The case didn't spark the sort of immediate effect seen after Ms. Parks's 1955 refusal to give up her seat on an Alabama bus, an act credited with kick-starting the Montgomery bus boycott. But it gnawed at the province's black community. The court proceedings had never acknowledged the racial aspect of the case, and it took decades for the obvious to be admitted.

"Mrs. Desmond was an innocent woman, in 1946 the Crown made an error," Justice Minister Ross Landry said on Thursday. "The time has come to right a wrong."

Ms. Desmond had been on the road for her business selling beauty products when her car broke down. Intending to kill time at the movies in New Glasgow, the 33-year-old was refused a ticket for the floor seating at the Roseland Theatre. She paid the slightly cheaper price to enter the balcony, then sat in the floor area anyway.

Police arrested her and she was convicted of tax evasion - the floor seats carried a one-cent-higher tax, a fee she was deemed to have evaded by buying the balcony ticket. She appealed and won on a technicality. But she died in New York in 1965 without the injustice of her treatment ever being acknowledged.

On Thursday, Nova Scotia wiped the slate clean through the highly unusual granting of a free pardon. Unlike the routine pardons offered to hundreds of people annually - a simple bureaucratic procedure - a free pardon is an acknowledgment that the person actually was innocent.

"It essentially sets aside the judicial process," explained Premier Darrell Dexter. "This is a historic day for us to recognize the courageous act of Viola Desmond.

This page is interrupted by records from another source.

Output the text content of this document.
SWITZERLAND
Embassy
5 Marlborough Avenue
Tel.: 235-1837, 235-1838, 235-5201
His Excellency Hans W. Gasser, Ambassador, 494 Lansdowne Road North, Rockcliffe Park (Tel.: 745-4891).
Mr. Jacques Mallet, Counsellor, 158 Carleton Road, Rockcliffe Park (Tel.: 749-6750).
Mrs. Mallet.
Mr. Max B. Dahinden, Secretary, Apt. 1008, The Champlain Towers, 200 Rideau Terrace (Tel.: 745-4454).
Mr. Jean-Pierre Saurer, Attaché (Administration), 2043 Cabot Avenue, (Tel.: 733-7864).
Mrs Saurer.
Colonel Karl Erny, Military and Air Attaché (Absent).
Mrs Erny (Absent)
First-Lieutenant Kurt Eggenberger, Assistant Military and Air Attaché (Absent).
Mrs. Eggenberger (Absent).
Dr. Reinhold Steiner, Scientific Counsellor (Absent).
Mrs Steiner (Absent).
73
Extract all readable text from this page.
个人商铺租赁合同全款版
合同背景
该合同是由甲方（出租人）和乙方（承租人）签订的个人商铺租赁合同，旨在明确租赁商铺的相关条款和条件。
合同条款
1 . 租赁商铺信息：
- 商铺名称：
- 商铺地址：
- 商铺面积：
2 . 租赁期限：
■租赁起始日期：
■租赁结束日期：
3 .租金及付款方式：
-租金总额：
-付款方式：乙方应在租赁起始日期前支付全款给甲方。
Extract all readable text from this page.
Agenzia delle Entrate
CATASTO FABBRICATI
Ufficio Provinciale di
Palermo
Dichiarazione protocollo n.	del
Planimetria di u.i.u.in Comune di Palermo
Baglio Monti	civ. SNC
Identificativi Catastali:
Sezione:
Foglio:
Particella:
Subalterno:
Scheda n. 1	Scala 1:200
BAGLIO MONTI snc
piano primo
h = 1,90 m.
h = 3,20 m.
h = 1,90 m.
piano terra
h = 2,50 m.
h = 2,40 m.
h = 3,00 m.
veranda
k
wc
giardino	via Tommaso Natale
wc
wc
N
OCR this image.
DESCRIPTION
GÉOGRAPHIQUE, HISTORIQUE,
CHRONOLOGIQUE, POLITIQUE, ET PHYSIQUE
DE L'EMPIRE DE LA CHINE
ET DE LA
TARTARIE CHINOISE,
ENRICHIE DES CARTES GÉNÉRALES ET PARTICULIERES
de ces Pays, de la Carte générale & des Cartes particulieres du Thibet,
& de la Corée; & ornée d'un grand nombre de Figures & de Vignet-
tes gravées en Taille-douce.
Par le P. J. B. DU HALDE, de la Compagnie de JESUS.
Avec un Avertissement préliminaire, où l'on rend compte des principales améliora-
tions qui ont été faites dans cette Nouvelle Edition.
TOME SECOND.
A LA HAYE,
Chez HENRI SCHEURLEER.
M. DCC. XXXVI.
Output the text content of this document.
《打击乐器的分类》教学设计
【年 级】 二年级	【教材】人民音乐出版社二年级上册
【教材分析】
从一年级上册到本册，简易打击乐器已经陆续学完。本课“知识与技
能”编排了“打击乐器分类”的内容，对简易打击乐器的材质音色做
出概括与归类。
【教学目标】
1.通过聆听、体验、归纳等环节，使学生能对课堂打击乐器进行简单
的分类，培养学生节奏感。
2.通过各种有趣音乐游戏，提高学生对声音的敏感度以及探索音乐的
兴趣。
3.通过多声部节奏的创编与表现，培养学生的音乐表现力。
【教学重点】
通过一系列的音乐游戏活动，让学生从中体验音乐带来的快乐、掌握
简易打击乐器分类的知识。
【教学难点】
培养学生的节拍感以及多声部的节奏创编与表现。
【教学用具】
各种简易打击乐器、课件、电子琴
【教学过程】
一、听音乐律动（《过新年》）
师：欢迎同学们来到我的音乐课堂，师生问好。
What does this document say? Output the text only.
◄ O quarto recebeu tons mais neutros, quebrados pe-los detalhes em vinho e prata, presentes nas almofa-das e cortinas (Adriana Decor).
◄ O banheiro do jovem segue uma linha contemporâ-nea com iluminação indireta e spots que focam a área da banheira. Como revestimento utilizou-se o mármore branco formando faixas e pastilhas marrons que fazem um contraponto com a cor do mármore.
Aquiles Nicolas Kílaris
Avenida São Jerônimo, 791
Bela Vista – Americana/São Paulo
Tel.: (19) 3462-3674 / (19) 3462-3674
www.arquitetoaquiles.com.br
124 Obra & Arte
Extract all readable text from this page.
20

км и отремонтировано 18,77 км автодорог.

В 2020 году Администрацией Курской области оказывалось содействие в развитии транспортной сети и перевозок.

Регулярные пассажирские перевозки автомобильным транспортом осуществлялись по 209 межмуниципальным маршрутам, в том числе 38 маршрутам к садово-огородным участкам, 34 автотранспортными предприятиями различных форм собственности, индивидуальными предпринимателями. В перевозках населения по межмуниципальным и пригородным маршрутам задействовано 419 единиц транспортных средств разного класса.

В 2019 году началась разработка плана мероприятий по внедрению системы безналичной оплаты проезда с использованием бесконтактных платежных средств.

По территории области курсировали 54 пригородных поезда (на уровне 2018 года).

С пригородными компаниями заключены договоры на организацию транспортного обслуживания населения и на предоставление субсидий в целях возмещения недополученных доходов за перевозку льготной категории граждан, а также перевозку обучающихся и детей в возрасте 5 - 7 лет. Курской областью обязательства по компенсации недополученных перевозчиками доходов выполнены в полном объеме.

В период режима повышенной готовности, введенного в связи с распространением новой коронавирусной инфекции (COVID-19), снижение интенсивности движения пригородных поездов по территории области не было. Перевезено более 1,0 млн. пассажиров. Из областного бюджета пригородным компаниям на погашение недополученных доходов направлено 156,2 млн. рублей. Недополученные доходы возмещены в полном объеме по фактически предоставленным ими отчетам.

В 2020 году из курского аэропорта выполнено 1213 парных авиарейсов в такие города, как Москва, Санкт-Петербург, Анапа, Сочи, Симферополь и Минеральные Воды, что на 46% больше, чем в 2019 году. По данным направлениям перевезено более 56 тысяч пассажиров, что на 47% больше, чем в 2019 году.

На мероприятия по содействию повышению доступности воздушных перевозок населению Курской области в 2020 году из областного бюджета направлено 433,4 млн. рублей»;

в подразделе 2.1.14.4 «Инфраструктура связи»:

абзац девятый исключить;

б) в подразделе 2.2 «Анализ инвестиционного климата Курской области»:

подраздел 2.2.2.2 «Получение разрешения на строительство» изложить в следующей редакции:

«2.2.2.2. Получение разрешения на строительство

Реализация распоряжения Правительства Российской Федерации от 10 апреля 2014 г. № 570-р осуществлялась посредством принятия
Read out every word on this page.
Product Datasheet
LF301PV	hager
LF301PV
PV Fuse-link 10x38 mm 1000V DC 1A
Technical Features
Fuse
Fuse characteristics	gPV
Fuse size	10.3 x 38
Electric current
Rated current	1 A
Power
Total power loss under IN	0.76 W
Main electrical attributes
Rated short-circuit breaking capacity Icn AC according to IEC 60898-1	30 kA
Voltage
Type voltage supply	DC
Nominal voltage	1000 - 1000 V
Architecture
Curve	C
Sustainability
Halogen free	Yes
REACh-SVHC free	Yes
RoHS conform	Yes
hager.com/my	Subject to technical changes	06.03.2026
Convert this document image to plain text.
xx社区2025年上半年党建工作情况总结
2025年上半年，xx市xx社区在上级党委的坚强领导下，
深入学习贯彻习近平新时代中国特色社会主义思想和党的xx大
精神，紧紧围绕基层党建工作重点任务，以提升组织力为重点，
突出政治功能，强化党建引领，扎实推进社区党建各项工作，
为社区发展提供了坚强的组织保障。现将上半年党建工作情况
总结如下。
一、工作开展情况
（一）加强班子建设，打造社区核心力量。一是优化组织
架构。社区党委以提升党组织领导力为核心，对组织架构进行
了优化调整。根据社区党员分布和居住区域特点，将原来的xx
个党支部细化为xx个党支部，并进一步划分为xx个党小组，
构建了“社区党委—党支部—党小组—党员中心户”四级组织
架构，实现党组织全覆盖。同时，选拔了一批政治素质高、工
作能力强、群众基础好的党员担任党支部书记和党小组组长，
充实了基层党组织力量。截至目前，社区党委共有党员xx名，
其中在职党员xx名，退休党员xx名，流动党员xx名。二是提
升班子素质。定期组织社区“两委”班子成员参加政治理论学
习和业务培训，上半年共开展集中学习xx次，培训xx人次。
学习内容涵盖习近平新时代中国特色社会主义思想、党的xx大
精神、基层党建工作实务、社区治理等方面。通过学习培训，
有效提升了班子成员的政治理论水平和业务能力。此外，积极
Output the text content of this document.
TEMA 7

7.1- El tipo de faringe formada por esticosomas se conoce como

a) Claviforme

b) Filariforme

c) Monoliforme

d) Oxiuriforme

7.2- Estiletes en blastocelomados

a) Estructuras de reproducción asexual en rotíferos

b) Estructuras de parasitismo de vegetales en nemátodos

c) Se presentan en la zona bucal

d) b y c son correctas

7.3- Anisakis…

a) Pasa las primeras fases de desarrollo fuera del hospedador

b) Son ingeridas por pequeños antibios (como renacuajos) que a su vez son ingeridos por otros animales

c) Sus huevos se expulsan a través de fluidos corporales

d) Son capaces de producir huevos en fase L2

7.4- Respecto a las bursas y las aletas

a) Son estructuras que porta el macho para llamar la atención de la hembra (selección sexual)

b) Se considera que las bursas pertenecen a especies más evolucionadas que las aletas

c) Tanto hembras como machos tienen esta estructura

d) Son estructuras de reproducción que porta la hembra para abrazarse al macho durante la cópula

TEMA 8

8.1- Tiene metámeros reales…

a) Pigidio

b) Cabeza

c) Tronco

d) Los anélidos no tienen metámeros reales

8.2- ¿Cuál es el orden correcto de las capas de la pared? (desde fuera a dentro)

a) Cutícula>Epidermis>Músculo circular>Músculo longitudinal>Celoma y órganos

It's a day for us to say that this is a point of departure for our province."

The opposition Progressive Conservatives tabled a bill Thursday that would designate Nov. 8 - the day of her defiance in the movie theatre - as Viola Desmond Day.

The pardon was applauded by the black community, whose leaders have often argued that the province has been slow to recognize and eradicate racism.

"This is absolutely magnificent," said activist Burnley (Rocky) Jones. "It means a lot for the black community and it means a lot for Canadians."

The Premier called the pardon a statement of "our determination to work toward the eradication of racism," while also acknowledging that "racial discrimination and intolerance continue to exist." He did not cite specifics, but several high-profile cases in recent years have tested local race relations.

The Black Loyalist Heritage Society in Shelburne was burned to the foundation in 2006. In Digby, a fracas between police and black youths sparked accusations of racism in 2008, and officers with Halifax Regional Police alleged systemic discrimination. In February, a black man and a white woman near Windsor awoke to find a cross with a noose dangling from it burning on their lawn.

But there has also been progress. The city of Halifax recently apologized for the destruction of Africville, a black community in the north end. Hundreds of whites turned out after the cross-burning to show their support for the targeted couple.

And Thursday's pardon of Viola Desmond was signed by Lieutenant-Governor Mayann Francis, a black woman.